Bana öyle geliyor ki, köşeleri keskin ikinci jenerasyon çizgiyi önümüzdeki bir kaç yıl boyunca yeniden görmeye devam edeceğiz. iPhone 12 modelleri, sizce de elde kalan 5 serisi telefonların kasalarının yeniden kullanılmış hali gibi görünmüyor mu? Ya da acaba Apple sadece mini modeli için eski telefonlarını yeniden toplayıp ultra kazançlı bir geri dönüşüm programını yürütmüş olabilir mi?
Tabii bu tür spekülasyonlar üzerinde düşünmek benim pek ilgi alanımda değil, bilirsiniz. Ama insan yine de bazı kehanetlerin peşinden gitmekten de geri duramıyor.

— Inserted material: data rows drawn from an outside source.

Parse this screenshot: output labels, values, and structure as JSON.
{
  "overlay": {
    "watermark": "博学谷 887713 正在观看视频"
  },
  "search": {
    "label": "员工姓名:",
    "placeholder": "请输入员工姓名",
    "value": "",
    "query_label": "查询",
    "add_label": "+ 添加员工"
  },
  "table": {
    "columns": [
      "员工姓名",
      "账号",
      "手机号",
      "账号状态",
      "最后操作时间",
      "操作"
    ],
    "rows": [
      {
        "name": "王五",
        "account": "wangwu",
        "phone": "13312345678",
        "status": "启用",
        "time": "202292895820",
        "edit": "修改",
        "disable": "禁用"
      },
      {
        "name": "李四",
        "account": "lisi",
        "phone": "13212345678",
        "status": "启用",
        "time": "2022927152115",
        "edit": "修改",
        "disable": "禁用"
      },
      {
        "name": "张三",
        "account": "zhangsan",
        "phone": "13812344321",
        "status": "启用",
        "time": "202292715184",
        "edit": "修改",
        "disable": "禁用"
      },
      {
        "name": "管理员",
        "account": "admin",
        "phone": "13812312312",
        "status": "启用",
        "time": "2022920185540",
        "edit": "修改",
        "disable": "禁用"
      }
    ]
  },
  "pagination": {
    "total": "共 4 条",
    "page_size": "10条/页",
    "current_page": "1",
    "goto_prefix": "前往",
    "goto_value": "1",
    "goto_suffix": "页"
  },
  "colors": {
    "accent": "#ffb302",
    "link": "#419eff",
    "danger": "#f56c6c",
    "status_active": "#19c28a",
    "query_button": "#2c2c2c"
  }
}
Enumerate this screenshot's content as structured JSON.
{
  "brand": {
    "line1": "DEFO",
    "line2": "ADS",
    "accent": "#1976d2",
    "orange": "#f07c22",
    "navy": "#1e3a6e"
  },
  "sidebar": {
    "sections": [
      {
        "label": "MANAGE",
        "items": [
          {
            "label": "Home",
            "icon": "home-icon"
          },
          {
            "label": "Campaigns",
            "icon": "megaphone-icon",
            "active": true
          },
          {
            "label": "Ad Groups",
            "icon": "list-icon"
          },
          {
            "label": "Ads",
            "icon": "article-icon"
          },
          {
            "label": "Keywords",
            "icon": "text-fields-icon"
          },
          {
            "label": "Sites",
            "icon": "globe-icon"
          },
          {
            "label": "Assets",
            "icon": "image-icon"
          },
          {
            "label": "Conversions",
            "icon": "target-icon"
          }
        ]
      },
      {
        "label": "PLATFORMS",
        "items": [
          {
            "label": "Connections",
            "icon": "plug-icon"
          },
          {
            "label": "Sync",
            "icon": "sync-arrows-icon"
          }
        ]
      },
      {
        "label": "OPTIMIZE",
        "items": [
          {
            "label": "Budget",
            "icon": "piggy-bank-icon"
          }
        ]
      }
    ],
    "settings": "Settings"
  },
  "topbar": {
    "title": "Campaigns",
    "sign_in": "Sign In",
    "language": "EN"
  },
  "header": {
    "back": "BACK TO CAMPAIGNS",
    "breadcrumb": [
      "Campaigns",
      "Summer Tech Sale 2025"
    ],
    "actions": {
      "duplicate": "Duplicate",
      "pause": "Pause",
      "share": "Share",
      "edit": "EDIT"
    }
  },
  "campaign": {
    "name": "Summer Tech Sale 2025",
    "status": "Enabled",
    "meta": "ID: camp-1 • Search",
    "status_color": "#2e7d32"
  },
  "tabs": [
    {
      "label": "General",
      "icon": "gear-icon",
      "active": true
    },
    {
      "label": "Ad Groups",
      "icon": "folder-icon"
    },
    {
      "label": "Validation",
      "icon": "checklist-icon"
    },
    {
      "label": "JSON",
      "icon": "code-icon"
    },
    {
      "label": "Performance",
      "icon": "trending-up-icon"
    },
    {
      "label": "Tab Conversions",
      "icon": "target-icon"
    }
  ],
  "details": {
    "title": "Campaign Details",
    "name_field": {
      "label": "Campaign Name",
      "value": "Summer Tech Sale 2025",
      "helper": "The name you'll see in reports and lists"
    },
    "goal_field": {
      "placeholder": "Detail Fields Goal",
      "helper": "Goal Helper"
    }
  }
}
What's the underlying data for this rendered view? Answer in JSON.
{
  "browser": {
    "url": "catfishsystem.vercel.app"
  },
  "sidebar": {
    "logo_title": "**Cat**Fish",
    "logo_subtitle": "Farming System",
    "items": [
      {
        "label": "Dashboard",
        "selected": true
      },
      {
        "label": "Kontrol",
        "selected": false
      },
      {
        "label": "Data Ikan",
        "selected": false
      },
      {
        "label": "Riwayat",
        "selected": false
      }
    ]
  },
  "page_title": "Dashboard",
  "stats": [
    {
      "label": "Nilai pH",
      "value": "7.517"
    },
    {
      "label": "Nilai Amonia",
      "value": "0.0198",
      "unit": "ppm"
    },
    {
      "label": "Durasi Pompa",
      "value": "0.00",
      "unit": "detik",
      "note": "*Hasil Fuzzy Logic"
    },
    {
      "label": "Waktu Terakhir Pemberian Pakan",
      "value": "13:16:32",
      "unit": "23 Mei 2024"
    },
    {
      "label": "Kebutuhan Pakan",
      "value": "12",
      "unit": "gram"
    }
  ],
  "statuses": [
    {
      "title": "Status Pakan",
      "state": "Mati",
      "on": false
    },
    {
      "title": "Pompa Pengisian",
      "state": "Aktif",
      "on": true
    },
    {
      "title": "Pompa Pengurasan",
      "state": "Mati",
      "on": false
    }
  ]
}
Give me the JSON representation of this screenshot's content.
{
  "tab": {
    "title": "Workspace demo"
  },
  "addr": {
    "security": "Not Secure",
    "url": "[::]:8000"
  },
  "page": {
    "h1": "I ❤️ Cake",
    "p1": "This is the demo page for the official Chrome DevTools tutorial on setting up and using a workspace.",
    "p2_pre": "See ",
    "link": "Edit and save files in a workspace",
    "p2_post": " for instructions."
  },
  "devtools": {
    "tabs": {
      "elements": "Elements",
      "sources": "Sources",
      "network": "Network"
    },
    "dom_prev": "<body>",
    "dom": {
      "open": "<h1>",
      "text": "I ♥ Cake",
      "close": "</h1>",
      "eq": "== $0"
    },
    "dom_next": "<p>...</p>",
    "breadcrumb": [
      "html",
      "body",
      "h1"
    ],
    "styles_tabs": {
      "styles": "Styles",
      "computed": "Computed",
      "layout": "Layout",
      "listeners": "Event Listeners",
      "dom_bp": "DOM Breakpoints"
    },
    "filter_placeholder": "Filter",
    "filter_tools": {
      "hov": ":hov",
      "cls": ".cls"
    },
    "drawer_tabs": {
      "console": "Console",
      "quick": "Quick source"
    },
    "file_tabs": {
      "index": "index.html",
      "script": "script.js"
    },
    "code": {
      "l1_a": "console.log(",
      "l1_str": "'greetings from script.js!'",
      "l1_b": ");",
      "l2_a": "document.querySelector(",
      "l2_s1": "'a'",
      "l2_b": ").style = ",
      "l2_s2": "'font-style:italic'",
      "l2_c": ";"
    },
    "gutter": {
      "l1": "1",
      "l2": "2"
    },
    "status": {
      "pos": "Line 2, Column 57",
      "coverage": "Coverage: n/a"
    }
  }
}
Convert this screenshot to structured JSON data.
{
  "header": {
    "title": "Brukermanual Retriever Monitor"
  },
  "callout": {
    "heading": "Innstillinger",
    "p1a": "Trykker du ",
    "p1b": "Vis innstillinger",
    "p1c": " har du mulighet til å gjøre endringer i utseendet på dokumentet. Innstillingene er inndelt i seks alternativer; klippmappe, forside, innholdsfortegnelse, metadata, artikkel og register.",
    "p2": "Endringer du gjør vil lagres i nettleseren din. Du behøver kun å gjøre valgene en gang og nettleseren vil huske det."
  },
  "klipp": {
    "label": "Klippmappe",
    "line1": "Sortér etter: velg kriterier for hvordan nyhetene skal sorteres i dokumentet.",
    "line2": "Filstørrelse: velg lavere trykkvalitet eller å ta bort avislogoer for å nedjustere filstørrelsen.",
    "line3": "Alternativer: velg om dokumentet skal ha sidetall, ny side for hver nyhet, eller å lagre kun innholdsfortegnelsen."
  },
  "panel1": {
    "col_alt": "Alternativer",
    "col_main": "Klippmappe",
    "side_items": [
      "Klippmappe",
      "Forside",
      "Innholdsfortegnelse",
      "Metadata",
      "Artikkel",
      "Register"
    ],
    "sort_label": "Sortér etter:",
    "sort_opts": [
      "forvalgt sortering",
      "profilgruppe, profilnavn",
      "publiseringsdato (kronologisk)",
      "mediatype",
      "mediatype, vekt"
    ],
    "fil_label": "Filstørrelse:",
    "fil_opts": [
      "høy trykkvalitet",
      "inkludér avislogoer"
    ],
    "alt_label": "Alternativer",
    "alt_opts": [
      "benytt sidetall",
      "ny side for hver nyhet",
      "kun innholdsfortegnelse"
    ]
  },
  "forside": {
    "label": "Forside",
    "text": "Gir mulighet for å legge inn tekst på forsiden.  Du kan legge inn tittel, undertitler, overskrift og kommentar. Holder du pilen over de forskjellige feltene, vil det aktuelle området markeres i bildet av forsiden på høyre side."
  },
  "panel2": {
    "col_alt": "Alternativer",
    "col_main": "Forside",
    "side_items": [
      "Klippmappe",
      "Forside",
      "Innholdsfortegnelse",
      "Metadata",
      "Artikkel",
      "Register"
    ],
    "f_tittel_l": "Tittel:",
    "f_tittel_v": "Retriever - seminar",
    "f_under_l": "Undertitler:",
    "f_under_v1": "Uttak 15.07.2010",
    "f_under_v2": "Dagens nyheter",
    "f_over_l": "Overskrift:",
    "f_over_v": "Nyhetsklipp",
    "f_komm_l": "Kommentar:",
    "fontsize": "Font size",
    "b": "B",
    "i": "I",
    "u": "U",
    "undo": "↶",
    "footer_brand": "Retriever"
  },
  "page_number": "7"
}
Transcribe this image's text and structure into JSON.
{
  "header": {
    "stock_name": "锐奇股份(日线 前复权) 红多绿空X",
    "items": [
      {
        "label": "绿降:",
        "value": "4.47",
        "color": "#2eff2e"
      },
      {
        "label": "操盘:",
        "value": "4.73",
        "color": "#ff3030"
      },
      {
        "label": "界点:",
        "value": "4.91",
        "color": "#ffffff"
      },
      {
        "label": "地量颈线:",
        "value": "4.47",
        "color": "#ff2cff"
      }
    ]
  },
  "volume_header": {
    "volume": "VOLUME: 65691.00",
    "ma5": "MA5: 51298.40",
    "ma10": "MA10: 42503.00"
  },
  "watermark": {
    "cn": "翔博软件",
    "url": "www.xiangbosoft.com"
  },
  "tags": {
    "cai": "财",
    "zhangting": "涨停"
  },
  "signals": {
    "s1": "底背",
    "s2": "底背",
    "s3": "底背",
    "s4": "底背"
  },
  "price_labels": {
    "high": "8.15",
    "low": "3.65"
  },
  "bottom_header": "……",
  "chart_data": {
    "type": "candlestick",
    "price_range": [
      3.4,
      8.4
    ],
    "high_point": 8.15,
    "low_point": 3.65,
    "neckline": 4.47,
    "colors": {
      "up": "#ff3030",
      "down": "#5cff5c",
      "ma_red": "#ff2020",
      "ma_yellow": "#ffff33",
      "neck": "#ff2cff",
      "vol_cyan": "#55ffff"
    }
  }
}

Bir yandan da aslında Apple, yeni bir tasarım dili oluşturmadan, hali hazırda var olan dilinden konuşmaya ve risk almadan yoluna devam etmeyi seçiyor olabilir. Biliyorsunuz, bir tüketicilerin eline verebileceğiniz en büyük kozlardan birisi, ürünün nasıl göründüğüne dair eleştiri hakkı. Gerçi bu ürünü kullanalar, kullandıkları ürünleri itin popişine bile soksa, ardından çıkarıp kullanmaya devam ederler.
Göreceli olarak yeni bir şey yapmıyorsanız eskisini eleştirmeye imkan da vermiş olmuyorsunuz.
Kapish? Aynı Şebnem Ferah ve Candan Erçetin'in de artık yaptıkları müzik konusunda izledikleri strateji gibi. İnsanlara sevdikleri şeyleri sunuyorlar, böylece insanlar onlara neden yeni bir şey yapmıyorlar yha? diye çıkışmıyor filan.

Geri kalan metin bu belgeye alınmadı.